It is never my intention to get too technical on this church blog. But, in today’s first reading from Acts, there is an important technical point. If you have a New American Bible, look at verse 37 of Acts 8 (or click here).
What did you notice? … It’s not there, right? Why does the New American Bible do this?
Well, as it stands, we don’t have original copies of the New Testament. What we have are copies of copies (and so on) of the originals. Some of those copies contain verse 37, but some of them don’t. Many believe that the manuscripts that don’t have verse 37 are earlier and more authentic.
So, what do we miss if we don’t have verse 37: “And Philip said, “If you believe with all your heart, you may.’ And he said in reply, “I believe that Jesus Christ is the Son of God.’ ”
This could significantly alter the meaning of the text if it was there. So, this is a case in which tradition plays a pretty significant role. Do we choose one textual tradition or the other?

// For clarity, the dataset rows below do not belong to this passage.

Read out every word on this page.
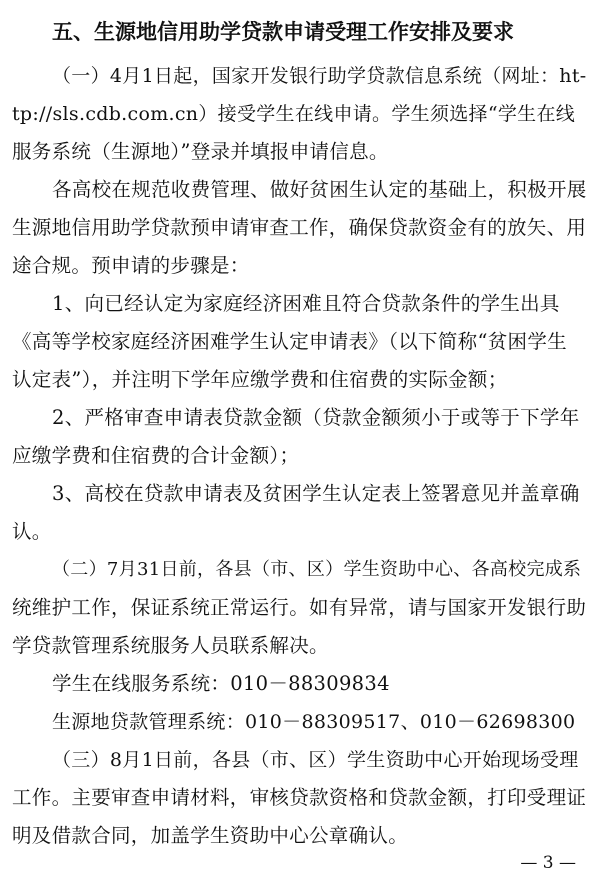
五、生源地信用助学贷款申请受理工作安排及要求
（一）4月1日起，国家开发银行助学贷款信息系统（网址：ht-
tp://sls.cdb.com.cn）接受学生在线申请。学生须选择“学生在线
服务系统（生源地）”登录并填报申请信息。
各高校在规范收费管理、做好贫困生认定的基础上，积极开展
生源地信用助学贷款预申请审查工作，确保贷款资金有的放矢、用
途合规。预申请的步骤是：
1、向已经认定为家庭经济困难且符合贷款条件的学生出具
《高等学校家庭经济困难学生认定申请表》（以下简称“贫困学生
认定表”），并注明下学年应缴学费和住宿费的实际金额；
2、严格审查申请表贷款金额（贷款金额须小于或等于下学年
应缴学费和住宿费的合计金额）；
3、高校在贷款申请表及贫困学生认定表上签署意见并盖章确
认。
（二）7月31日前，各县（市、区）学生资助中心、各高校完成系
统维护工作，保证系统正常运行。如有异常，请与国家开发银行助
学贷款管理系统服务人员联系解决。
学生在线服务系统：010－88309834
生源地贷款管理系统：010－88309517、010－62698300
（三）8月1日前，各县（市、区）学生资助中心开始现场受理
工作。主要审查申请材料，审核贷款资格和贷款金额，打印受理证
明及借款合同，加盖学生资助中心公章确认。
— 3 —
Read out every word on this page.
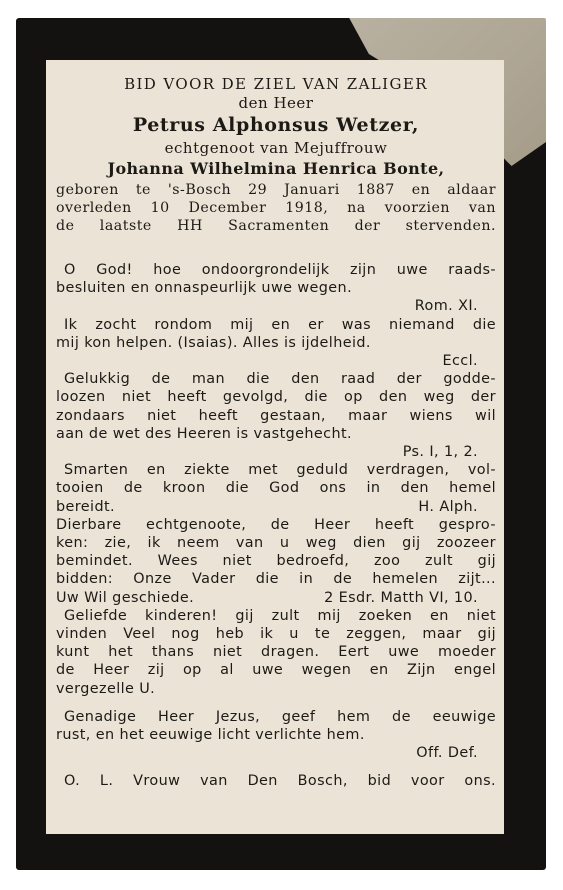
BID VOOR DE ZIEL VAN ZALIGER

den Heer

Petrus Alphonsus Wetzer,

echtgenoot van Mejuffrouw

Johanna Wilhelmina Henrica Bonte,

geboren te 's-Bosch 29 Januari 1887 en aldaar

overleden 10 December 1918, na voorzien van

de laatste HH Sacramenten der stervenden.

O God! hoe ondoorgrondelijk zijn uwe raads-

besluiten en onnaspeurlijk uwe wegen.

Rom. XI.

Ik zocht rondom mij en er was niemand die

mij kon helpen. (Isaias). Alles is ijdelheid.

Eccl.

Gelukkig de man die den raad der godde-

loozen niet heeft gevolgd, die op den weg der

zondaars niet heeft gestaan, maar wiens wil

aan de wet des Heeren is vastgehecht.

Ps. I, 1, 2.

Smarten en ziekte met geduld verdragen, vol-

tooien de kroon die God ons in den hemel

bereidt.	H. Alph.

Dierbare echtgenoote, de Heer heeft gespro-

ken: zie, ik neem van u weg dien gij zoozeer

bemindet. Wees niet bedroefd, zoo zult gij

bidden: Onze Vader die in de hemelen zijt...

Uw Wil geschiede.	2 Esdr. Matth VI, 10.

Geliefde kinderen! gij zult mij zoeken en niet

vinden Veel nog heb ik u te zeggen, maar gij

kunt het thans niet dragen. Eert uwe moeder

de Heer zij op al uwe wegen en Zijn engel

vergezelle U.

Genadige Heer Jezus, geef hem de eeuwige

rust, en het eeuwige licht verlichte hem.

Off. Def.

O. L. Vrouw van Den Bosch, bid voor ons.
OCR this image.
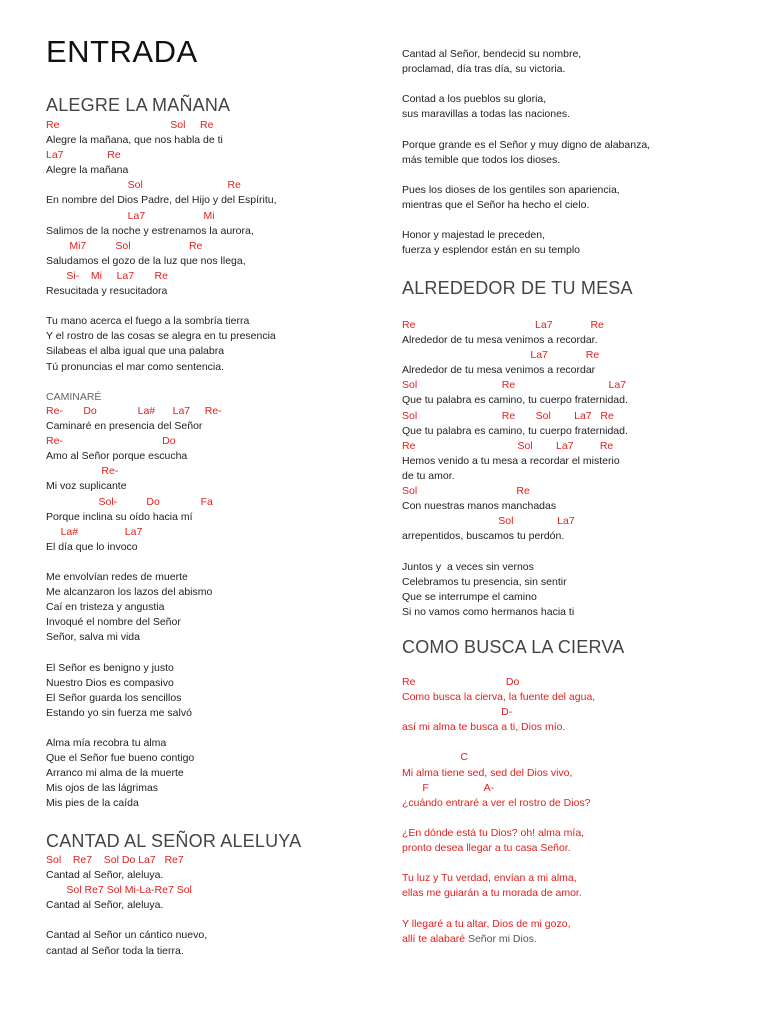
ENTRADA
ALEGRE LA MAÑANA
Re                                      Sol     Re
Alegre la mañana, que nos habla de ti
La7               Re
Alegre la mañana
Sol                             Re
En nombre del Dios Padre, del Hijo y del Espíritu,
La7                    Mi
Salimos de la noche y estrenamos la aurora,
Mi7          Sol                    Re
Saludamos el gozo de la luz que nos llega,
Si-    Mi     La7       Re
Resucitada y resucitadora
Tu mano acerca el fuego a la sombría tierra
Y el rostro de las cosas se alegra en tu presencia
Silabeas el alba igual que una palabra
Tú pronuncias el mar como sentencia.
CAMINARÉ
Re-       Do              La#      La7     Re-
Caminaré en presencia del Señor
Re-                                  Do
Amo al Señor porque escucha
Re-
Mi voz suplicante
Sol-          Do              Fa
Porque inclina su oído hacia mí
La#                La7
El día que lo invoco
Me envolvían redes de muerte
Me alcanzaron los lazos del abismo
Caí en tristeza y angustia
Invoqué el nombre del Señor
Señor, salva mi vida
El Señor es benigno y justo
Nuestro Dios es compasivo
El Señor guarda los sencillos
Estando yo sin fuerza me salvó
Alma mía recobra tu alma
Que el Señor fue bueno contigo
Arranco mi alma de la muerte
Mis ojos de las lágrimas
Mis pies de la caída
CANTAD AL SEÑOR ALELUYA
Sol    Re7    Sol Do La7   Re7
Cantad al Señor, aleluya.
Sol Re7 Sol Mi-La-Re7 Sol
Cantad al Señor, aleluya.
Cantad al Señor un cántico nuevo,
cantad al Señor toda la tierra.
Cantad al Señor, bendecid su nombre,
proclamad, día tras día, su victoria.
Contad a los pueblos su gloria,
sus maravillas a todas las naciones.
Porque grande es el Señor y muy digno de alabanza,
más temible que todos los dioses.
Pues los dioses de los gentiles son apariencia,
mientras que el Señor ha hecho el cielo.
Honor y majestad le preceden,
fuerza y esplendor están en su templo
ALREDEDOR DE TU MESA
Re                                         La7             Re
Alrededor de tu mesa venimos a recordar.
La7             Re
Alrededor de tu mesa venimos a recordar
Sol                             Re                                La7
Que tu palabra es camino, tu cuerpo fraternidad.
Sol                             Re       Sol        La7   Re
Que tu palabra es camino, tu cuerpo fraternidad.
Re                                   Sol        La7         Re
Hemos venido a tu mesa a recordar el misterio
de tu amor.
Sol                                  Re
Con nuestras manos manchadas
Sol               La7
arrepentidos, buscamos tu perdón.
Juntos y  a veces sin vernos
Celebramos tu presencia, sin sentir
Que se interrumpe el camino
Si no vamos como hermanos hacia ti
COMO BUSCA LA CIERVA
Re                               Do
Como busca la cierva, la fuente del agua,
D-
así mi alma te busca a ti, Dios mío.
C
Mi alma tiene sed, sed del Dios vivo,
F                   A-
¿cuándo entraré a ver el rostro de Dios?
¿En dónde está tu Dios? oh! alma mía,
pronto desea llegar a tu casa Señor.
Tu luz y Tu verdad, envían a mi alma,
ellas me guiarán a tu morada de amor.
Y llegaré a tu altar, Dios de mi gozo,
allí te alabaré Señor mi Dios.
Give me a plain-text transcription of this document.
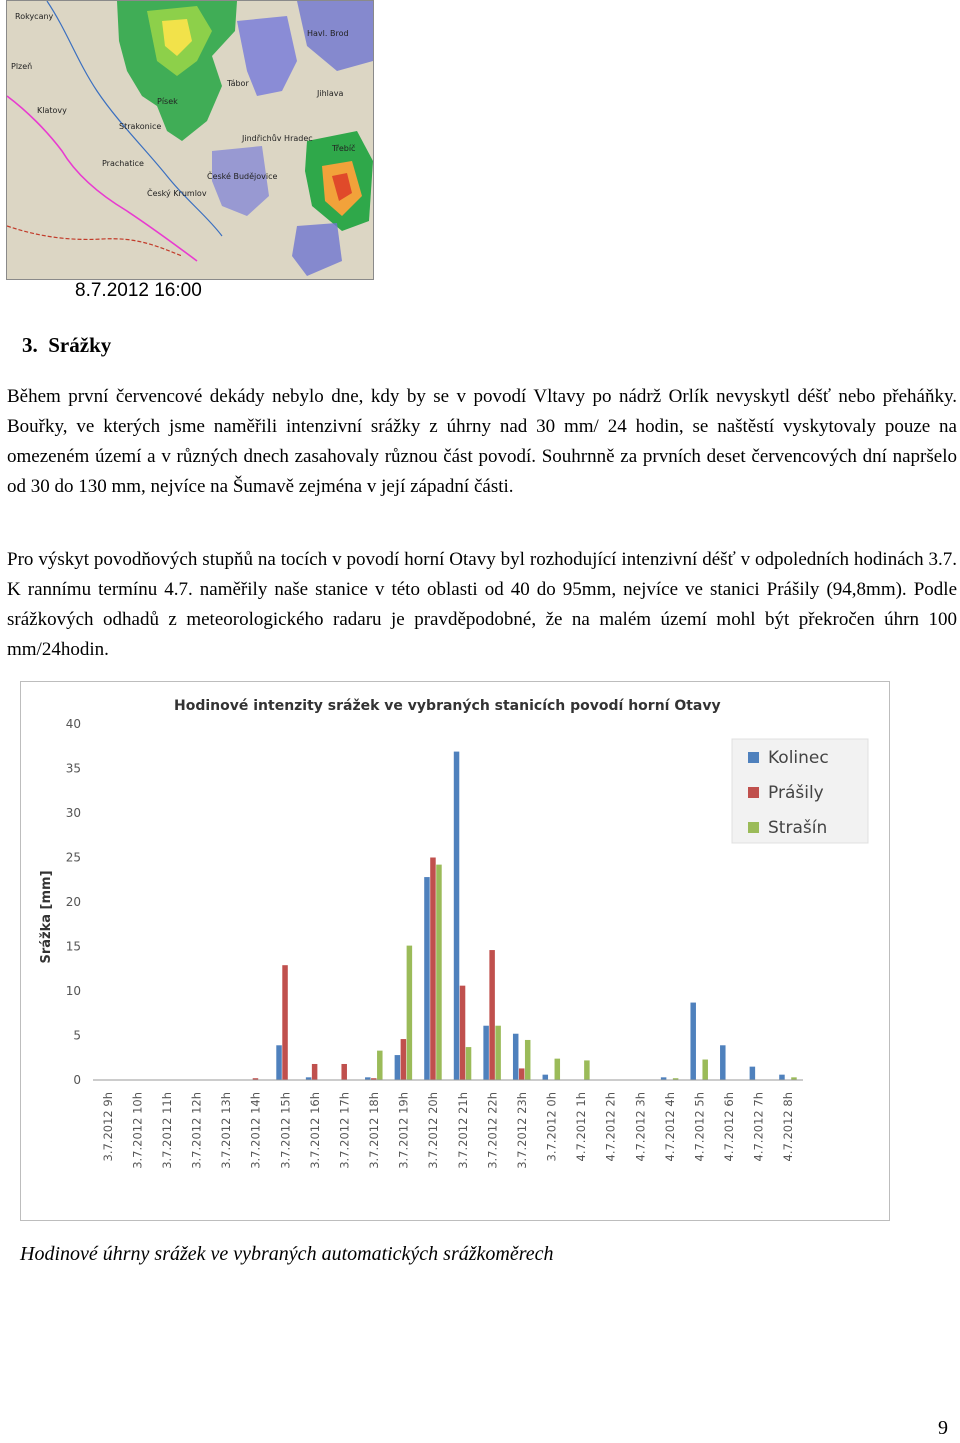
Rokycany
Plzeň
Klatovy
Strakonice
Písek
Tábor
Jindřichův Hradec
České Budějovice
Český Krumlov
Prachatice
Havl. Brod
Jihlava
Třebíč
8.7.2012 16:00
3. Srážky

Během první červencové dekády nebylo dne, kdy by se v povodí Vltavy po nádrž Orlík nevyskytl déšť nebo přeháňky. Bouřky, ve kterých jsme naměřili intenzivní srážky z úhrny nad 30 mm/ 24 hodin, se naštěstí vyskytovaly pouze na omezeném území a v různých dnech zasahovaly různou část povodí. Souhrnně za prvních deset červencových dní napršelo od 30 do 130 mm, nejvíce na Šumavě zejména v její západní části.

Pro výskyt povodňových stupňů na tocích v povodí horní Otavy byl rozhodující intenzivní déšť v odpoledních hodinách 3.7. K rannímu termínu 4.7. naměřily naše stanice v této oblasti od 40 do 95mm, nejvíce ve stanici Prášily (94,8mm). Podle srážkových odhadů z meteorologického radaru je pravděpodobné, že na malém území mohl být překročen úhrn 100 mm/24hodin.

Hodinové intenzity srážek ve vybraných stanicích povodí horní Otavy
Srážka [mm]
0
5
10
15
20
25
30
35
40
3.7.2012 9h 3.7.2012 10h 3.7.2012 11h 3.7.2012 12h 3.7.2012 13h 3.7.2012 14h 3.7.2012 15h 3.7.2012 16h 3.7.2012 17h 3.7.2012 18h 3.7.2012 19h 3.7.2012 20h 3.7.2012 21h 3.7.2012 22h 3.7.2012 23h 3.7.2012 0h 4.7.2012 1h 4.7.2012 2h 4.7.2012 3h 4.7.2012 4h 4.7.2012 5h 4.7.2012 6h 4.7.2012 7h 4.7.2012 8h
Kolinec
Prášily
Strašín
Hodinové úhrny srážek ve vybraných automatických srážkoměrech
9
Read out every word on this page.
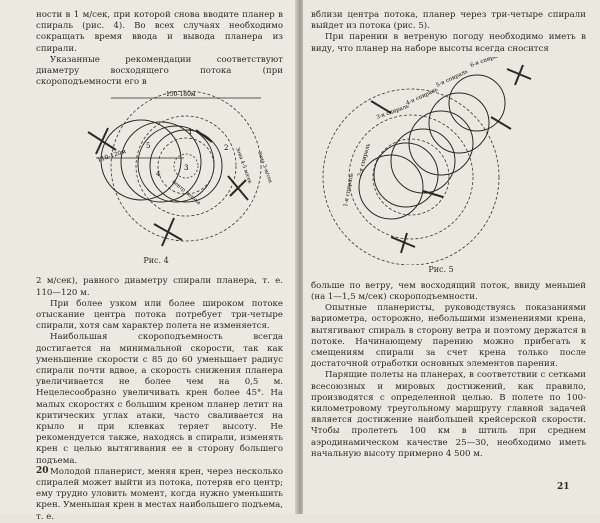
ности в 1 м/сек, при которой снова вводите планер в спираль (рис. 4). Во всех случаях необходимо сокращать время ввода и вывода планера из спирали.

Указанные рекомендации соответствуют диаметру восходящего потока (при скороподъемности его в

150-180м
110-120м
1
2
3
4
5
центр потока
Зона 4-5 м/сек Зона 3-м/сек

Рис. 4

2 м/сек), равного диаметру спирали планера, т. е. 110—120 м.

При более узком или более широком потоке отыскание центра потока потребует три-четыре спирали, хотя сам характер полета не изменяется.

Наибольшая скороподъемность всегда достигается на минимальной скорости, так как уменьшение скорости с 85 до 60 уменьшает радиус спирали почти вдвое, а скорость снижения планера увеличивается не более чем на 0,5 м. Нецелесообразно увеличивать крен более 45°. На малых скоростях с большим креном планер летит на критических углах атаки, часто сваливается на крыло и при клевках теряет высоту. Не рекомендуется также, находясь в спирали, изменять крен с целью вытягивания ее в сторону большего подъема.

Молодой планерист, меняя крен, через несколько спиралей может выйти из потока, потеряв его центр; ему трудно уловить момент, когда нужно уменьшить крен. Уменьшая крен в местах наибольшего подъема, т. е.

20

вблизи центра потока, планер через три-четыре спирали выйдет из потока (рис. 5).

При парении в ветреную погоду необходимо иметь в виду, что планер на наборе высоты всегда сносится

1-я спираль
2-я спираль
3-я спираль
4-я спираль
5-я спираль
6-я спираль

Рис. 5

больше по ветру, чем восходящий поток, ввиду меньшей (на 1—1,5 м/сек) скороподъемности.

Опытные планеристы, руководствуясь показаниями вариометра, осторожно, небольшими изменениями крена, вытягивают спираль в сторону ветра и поэтому держатся в потоке. Начинающему парению можно прибегать к смещениям спирали за счет крена только после достаточной отработки основных элементов парения.

Парящие полеты на планерах, в соответствии с сетками всесоюзных и мировых достижений, как правило, производятся с определенной целью. В полете по 100-километровому треугольному маршруту главной задачей является достижение наибольшей крейсерской скорости. Чтобы пролететь 100 км в штиль при среднем аэродинамическом качестве 25—30, необходимо иметь начальную высоту примерно 4 500 м.

21
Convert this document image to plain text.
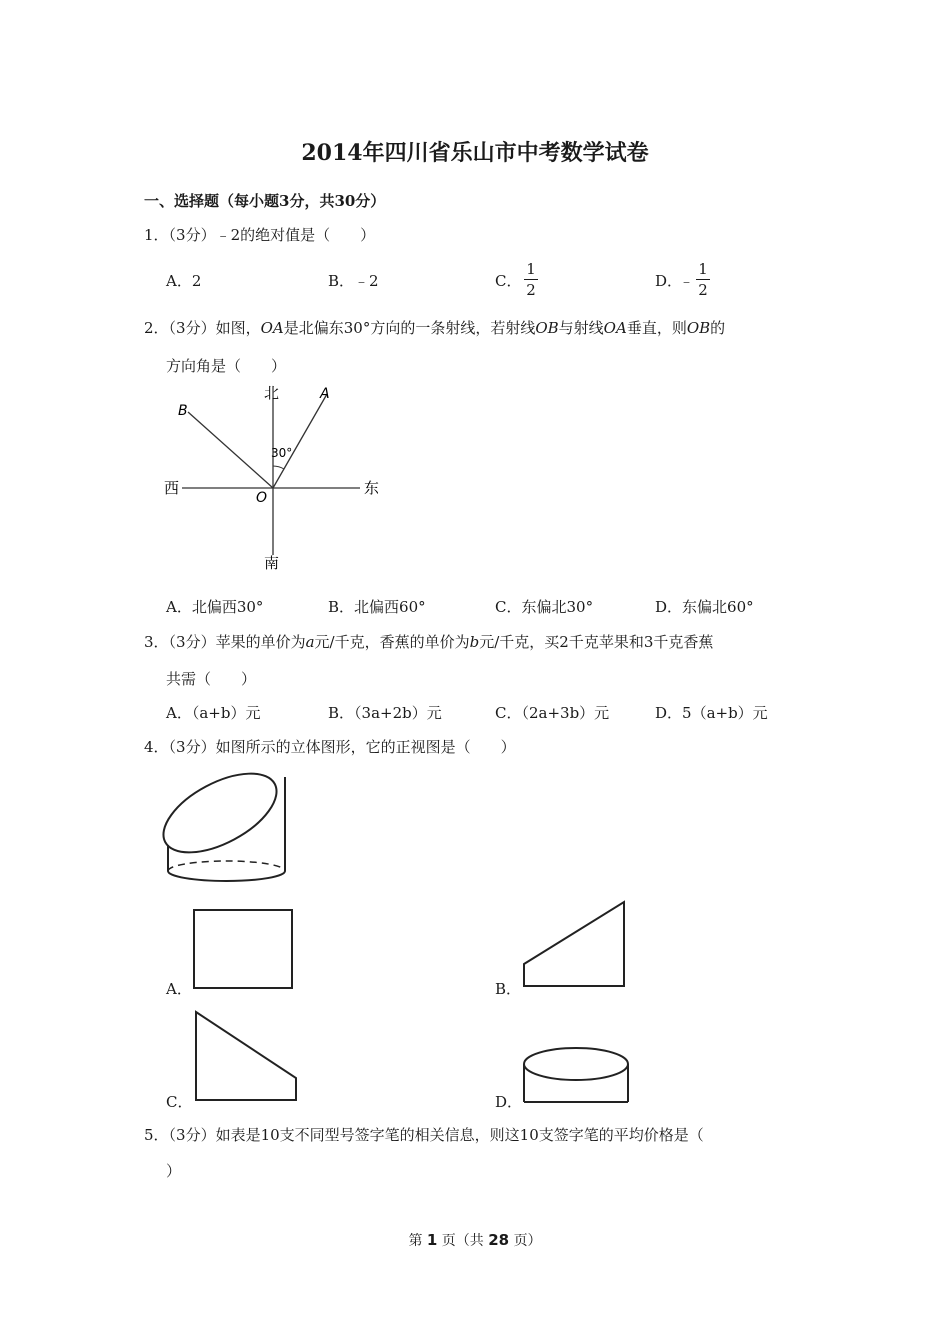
2014年四川省乐山市中考数学试卷
一、选择题（每小题3分，共30分）
1．（3分）﹣2的绝对值是（　　）
A．2	B．﹣2	C．
1
2	D．
﹣
1
2
2．（3分）如图，OA是北偏东30°方向的一条射线，若射线OB与射线OA垂直，则OB的
方向角是（　　）
北
南
西	东
A
B
O
30°
A．北偏西30°	B．北偏西60°	C．东偏北30°	D．东偏北60°
3．（3分）苹果的单价为a元/千克，香蕉的单价为b元/千克，买2千克苹果和3千克香蕉
共需（　　）
A．（a+b）元	B．（3a+2b）元	C．（2a+3b）元	D．5（a+b）元
4．（3分）如图所示的立体图形，它的正视图是（　　）
A．	B．
C．	D．
5．（3分）如表是10支不同型号签字笔的相关信息，则这10支签字笔的平均价格是（
）
第 1 页（共 28 页）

Now, in general the text of the Bible has been fairly well preserved over the centuries, but this is not the only place where we have to make choices about textual traditions. There are different versions of the books of Jeremiah, Job, and Proverbs that are significantly shorter than the ones that we find in most English translations of the Bible.
In John 7:53-8:11, we find another significant passage that we must make a decision about. The end of Mark’s gospel has been subject to a great deal of debate.
As Catholics, matters like these foster within us a respect for tradition. The only way that we have access to the Bible is through manuscript traditions that have been handed down to us. Ultimately, we must make decisions about which traditions we will follow. However, for us no tradition=no scripture.